Self Portrait
by Laurie Kuntz

That’s me, the stick figure caught
in a cobweb.

My sparrow limbs can easily slide
out through the fragile filament,

but my fingers, stuck on sticky strands,
refuse to unclench,

and create this intricate tangle
of criss-cross gossamer.

I am both,
the spindled figure caught,

and the weaver who spins a lacey spider silk,
unable to escape and yet, comfortable

in a lattice of trapping designs.

About the Poet:

Laurie Kuntz is an award-winning poet and film producer. She taught creative writing and poetry in Japan, Thailand and the Philippines. Many of her poetic themes are a result of her working with Southeast Asian refugees for over a decade after the Vietnam War years. She has published one poetry collection (Somewhere in the Telling, Mellen Press) and two chapbooks (Simple Gestures, Texas Review Press and Women at the Onsen, Blue Light Press), as well as an ESL reader (The New Arrival, Books 1 & 2, Prentice Hall Publishers).
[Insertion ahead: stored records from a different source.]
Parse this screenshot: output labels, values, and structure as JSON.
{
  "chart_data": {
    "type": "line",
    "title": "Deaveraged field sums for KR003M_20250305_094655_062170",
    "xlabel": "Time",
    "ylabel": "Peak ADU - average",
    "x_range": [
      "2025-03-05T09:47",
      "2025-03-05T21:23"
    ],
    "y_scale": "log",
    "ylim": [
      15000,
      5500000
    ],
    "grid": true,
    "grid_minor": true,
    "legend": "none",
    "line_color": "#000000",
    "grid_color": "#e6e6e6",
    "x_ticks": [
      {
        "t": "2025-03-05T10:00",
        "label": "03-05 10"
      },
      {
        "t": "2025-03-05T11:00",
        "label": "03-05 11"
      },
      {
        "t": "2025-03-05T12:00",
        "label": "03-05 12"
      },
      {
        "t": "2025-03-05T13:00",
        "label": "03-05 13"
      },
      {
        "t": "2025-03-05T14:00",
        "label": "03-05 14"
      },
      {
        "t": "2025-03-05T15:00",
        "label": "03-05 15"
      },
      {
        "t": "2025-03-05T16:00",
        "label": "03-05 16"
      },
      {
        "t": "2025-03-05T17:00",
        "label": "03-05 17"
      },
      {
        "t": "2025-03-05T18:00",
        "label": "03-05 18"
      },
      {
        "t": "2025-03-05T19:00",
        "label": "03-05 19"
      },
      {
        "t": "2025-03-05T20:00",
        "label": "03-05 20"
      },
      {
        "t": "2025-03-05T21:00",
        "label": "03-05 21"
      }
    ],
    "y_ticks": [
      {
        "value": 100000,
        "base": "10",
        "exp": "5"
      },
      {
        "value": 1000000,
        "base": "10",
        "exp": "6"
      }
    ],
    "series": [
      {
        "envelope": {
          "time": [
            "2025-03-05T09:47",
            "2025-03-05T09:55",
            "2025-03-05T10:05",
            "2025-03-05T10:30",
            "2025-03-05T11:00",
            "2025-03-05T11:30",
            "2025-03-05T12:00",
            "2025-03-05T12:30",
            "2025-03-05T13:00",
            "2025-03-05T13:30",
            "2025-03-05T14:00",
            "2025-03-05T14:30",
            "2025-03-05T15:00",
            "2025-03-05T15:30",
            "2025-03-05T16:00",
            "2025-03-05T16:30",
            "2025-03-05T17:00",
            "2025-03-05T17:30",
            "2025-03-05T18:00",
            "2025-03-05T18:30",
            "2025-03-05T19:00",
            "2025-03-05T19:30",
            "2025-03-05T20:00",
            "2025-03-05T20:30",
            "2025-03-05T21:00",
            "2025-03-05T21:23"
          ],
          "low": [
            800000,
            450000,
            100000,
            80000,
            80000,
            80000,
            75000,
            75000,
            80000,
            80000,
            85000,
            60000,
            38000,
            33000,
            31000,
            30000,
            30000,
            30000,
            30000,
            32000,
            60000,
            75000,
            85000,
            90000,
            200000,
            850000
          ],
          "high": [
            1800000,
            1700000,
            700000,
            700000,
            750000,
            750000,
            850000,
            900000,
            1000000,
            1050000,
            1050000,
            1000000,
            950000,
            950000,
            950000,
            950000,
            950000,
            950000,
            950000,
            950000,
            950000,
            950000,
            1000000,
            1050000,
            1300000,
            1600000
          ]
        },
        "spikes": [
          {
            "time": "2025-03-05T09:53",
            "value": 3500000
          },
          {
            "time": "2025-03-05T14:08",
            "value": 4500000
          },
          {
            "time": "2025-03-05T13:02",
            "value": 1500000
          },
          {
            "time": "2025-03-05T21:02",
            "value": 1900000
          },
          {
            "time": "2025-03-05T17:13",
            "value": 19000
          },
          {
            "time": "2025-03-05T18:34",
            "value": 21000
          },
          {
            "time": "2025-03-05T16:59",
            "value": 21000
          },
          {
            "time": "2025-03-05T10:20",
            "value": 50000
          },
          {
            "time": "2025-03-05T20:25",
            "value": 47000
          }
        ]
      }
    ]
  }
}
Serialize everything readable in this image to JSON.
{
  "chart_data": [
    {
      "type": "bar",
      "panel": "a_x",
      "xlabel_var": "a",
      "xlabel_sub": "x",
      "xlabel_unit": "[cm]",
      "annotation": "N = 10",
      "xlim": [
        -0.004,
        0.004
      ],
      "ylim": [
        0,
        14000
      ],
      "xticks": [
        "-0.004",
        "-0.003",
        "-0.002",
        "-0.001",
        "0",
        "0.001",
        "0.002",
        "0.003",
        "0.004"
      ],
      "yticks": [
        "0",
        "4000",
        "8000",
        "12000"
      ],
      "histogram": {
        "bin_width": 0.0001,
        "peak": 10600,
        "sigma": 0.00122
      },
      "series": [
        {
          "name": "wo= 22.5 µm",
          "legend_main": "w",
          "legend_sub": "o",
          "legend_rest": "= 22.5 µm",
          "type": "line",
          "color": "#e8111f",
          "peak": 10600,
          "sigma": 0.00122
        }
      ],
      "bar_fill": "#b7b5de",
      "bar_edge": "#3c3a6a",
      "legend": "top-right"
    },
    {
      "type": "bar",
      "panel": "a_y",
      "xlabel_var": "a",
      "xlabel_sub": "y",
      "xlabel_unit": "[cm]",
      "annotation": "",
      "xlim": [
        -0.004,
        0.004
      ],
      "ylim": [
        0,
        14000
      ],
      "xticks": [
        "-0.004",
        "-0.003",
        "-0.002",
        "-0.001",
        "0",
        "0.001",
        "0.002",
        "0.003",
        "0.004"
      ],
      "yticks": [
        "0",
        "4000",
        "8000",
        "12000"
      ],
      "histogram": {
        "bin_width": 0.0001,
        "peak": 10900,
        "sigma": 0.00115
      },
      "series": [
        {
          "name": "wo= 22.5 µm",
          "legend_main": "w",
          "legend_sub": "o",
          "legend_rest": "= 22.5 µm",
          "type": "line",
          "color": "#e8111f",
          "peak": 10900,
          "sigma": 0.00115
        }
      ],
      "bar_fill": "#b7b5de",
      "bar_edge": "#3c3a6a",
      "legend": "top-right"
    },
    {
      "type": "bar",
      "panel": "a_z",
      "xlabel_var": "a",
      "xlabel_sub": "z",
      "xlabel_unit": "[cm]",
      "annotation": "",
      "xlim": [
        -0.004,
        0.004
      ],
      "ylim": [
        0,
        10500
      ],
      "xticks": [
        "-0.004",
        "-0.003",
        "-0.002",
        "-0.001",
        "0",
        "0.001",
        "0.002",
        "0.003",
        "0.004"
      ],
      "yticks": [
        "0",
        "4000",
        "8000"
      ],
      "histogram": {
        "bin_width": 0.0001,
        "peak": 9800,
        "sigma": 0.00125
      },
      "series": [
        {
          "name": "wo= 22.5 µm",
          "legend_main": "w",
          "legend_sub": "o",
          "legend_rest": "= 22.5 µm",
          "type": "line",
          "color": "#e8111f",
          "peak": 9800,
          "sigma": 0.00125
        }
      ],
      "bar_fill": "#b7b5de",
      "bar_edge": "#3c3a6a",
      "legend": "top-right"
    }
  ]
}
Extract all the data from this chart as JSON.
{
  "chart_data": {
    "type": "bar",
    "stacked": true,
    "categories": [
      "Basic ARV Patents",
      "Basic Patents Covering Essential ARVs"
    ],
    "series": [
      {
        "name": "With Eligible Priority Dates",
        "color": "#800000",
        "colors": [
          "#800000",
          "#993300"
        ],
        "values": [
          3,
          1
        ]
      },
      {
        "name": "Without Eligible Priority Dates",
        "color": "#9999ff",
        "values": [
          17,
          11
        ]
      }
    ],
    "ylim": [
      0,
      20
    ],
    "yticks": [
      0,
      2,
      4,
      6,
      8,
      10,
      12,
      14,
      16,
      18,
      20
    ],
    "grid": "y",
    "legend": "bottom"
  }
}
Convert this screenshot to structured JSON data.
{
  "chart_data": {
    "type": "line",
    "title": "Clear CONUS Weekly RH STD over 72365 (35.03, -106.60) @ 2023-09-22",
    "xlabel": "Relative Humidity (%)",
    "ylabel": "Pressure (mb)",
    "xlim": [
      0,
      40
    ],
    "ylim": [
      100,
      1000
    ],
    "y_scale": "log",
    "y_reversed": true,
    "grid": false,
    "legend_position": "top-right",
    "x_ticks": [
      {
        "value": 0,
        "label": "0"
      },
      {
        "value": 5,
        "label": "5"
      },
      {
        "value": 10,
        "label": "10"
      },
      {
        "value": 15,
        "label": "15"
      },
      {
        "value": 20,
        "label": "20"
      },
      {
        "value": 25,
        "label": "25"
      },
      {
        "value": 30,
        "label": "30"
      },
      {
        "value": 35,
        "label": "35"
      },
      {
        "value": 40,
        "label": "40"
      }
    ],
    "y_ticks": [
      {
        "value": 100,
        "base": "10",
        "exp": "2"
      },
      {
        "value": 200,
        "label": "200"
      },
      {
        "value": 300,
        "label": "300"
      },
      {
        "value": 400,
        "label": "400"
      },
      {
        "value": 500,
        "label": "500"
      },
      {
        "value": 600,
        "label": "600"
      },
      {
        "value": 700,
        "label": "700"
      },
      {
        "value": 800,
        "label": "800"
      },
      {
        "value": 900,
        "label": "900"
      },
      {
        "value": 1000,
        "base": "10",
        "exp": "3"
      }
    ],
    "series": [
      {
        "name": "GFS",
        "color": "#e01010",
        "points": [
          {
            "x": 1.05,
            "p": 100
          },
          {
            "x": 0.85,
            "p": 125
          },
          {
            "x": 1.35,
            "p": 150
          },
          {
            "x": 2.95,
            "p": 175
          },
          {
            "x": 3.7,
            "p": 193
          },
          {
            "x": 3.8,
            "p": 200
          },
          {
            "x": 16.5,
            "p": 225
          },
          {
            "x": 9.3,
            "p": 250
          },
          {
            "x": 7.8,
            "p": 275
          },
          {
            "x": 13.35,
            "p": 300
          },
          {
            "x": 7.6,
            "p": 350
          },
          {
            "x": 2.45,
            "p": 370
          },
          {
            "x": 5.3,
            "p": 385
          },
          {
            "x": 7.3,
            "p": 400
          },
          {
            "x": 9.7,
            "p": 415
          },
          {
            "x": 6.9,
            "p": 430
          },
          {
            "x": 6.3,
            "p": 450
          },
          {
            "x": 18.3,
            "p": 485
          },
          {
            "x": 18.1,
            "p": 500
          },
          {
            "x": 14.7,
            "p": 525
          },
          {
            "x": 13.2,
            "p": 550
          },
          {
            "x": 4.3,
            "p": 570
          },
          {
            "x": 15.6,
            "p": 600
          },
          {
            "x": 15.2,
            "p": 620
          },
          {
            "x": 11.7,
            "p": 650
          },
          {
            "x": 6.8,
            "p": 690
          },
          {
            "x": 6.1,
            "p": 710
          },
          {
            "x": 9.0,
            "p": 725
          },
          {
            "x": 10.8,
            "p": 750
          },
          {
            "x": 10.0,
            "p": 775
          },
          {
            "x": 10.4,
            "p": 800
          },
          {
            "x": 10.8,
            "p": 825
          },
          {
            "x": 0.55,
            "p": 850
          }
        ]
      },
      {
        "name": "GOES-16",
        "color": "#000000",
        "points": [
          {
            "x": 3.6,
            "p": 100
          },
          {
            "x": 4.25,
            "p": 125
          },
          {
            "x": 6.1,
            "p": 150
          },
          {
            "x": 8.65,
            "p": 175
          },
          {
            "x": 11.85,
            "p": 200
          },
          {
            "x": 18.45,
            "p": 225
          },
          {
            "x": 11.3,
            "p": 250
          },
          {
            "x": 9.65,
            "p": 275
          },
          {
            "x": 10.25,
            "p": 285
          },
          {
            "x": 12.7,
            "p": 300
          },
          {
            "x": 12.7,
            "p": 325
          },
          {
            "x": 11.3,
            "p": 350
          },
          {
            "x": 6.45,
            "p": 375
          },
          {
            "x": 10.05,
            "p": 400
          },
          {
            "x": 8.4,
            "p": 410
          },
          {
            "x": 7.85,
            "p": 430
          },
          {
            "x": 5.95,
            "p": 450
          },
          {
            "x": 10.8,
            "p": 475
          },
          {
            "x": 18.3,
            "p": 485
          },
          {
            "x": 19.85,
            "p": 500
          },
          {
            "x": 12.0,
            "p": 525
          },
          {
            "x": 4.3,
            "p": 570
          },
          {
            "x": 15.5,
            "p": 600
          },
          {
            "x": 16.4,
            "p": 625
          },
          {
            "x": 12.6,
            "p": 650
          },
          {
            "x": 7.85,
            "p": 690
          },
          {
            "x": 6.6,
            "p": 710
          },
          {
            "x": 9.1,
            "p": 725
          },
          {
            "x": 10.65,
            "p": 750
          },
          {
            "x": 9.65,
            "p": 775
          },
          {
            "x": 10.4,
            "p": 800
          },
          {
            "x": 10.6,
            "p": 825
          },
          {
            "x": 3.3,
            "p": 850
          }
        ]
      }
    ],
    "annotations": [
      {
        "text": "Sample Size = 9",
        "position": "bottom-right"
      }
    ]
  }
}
Her poetry has been nominated for a Pushcart Prize, and her chapbook, Simple Gestures, won the Texas Review Poetry Chapbook  Contest. She was editor in chief of Blue Muse Magazine and a guest editor of Hunger Mountain Magazine.  She has produced documentaries on the repeal of the Don’t Ask, Don’t Tell Law, and currently is producing a documentary on the peace process and reintegration of guerrilla soldiers in Colombia. She is the executive  producer of an Emmy winning short narrative film, Posthumous. Recently retired, she lives in an endless summer state of mind.